Incapacitated - Target will cooperate with suggestions that may put him at major risk or involve major cost, or that he is strongly opposed to doing.
Near Death - Target is completely bamboozled and will cooperate with truly ludicrous suggestions.
Example: Ragnar the Reckless is trying to talk a town watchman into letting him go after he was caught out after the city curfew. Ragnar hints that he is willing to pay a bribe to get out of trouble. The gamemaster decides this makes the suggestion one that the watchman is inclined to follow, and so Ragnar only needs a Scratch result. Ragnar has Fair Fast Talk and Great Wit. The Watchman has Fair Guile (used to resist Fast Talk) and Fair Wit. Ragnar gets a +1 and the watchman rolls a -1, giving Ragnar a result of Very Hurt. Ragnar gets away with breaking curfew, at a reasonable price.

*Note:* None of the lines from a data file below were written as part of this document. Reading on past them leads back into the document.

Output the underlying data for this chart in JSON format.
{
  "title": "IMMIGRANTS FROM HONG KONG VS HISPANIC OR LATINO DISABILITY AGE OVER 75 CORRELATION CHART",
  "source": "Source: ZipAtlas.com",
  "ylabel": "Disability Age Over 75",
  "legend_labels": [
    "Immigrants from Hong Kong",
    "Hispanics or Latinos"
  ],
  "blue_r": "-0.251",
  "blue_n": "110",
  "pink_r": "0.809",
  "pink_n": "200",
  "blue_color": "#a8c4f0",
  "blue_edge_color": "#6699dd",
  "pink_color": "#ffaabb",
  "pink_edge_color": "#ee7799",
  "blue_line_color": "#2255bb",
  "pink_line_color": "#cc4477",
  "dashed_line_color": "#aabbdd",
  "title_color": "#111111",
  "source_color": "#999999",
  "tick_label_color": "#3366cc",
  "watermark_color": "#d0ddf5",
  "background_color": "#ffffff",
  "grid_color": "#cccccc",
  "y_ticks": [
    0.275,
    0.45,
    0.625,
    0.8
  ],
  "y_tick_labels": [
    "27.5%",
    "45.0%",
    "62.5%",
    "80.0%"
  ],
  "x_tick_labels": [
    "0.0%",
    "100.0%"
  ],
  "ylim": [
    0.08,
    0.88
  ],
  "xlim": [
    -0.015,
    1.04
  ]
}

Repeated Effort and Complementary Techniques

A player may attempt the same technique on the same target, but at a cumulative -1 per effort. Alternately, a player may follow up one technique with a different one. If the first technique is successful, the player might get a bonus to the second technique as follows:
Scratch: +1
Hurt: +2
Very Hurt: +3
Incapacitated: +4
Near Death: +5
For example, if a player gets a Hurt result using Charm, he may follow it with an attempt to Persuade at +2. In the example above from Impress, if Joe had gotten a Scratch result he would have been at +1 to Charm Jane. It is up to the gamemaster to decide whether a given technique is complementary. On the other hand, a failed attempt gives a -1 penalty to a complementary technique. With these rules, social combat can be as detailed as physical combat. Why let the sword swingers and gunmen get all the screen time? This system certainly isn't necessary for Fudge, but can add a lot of detail for diplomats and con artists.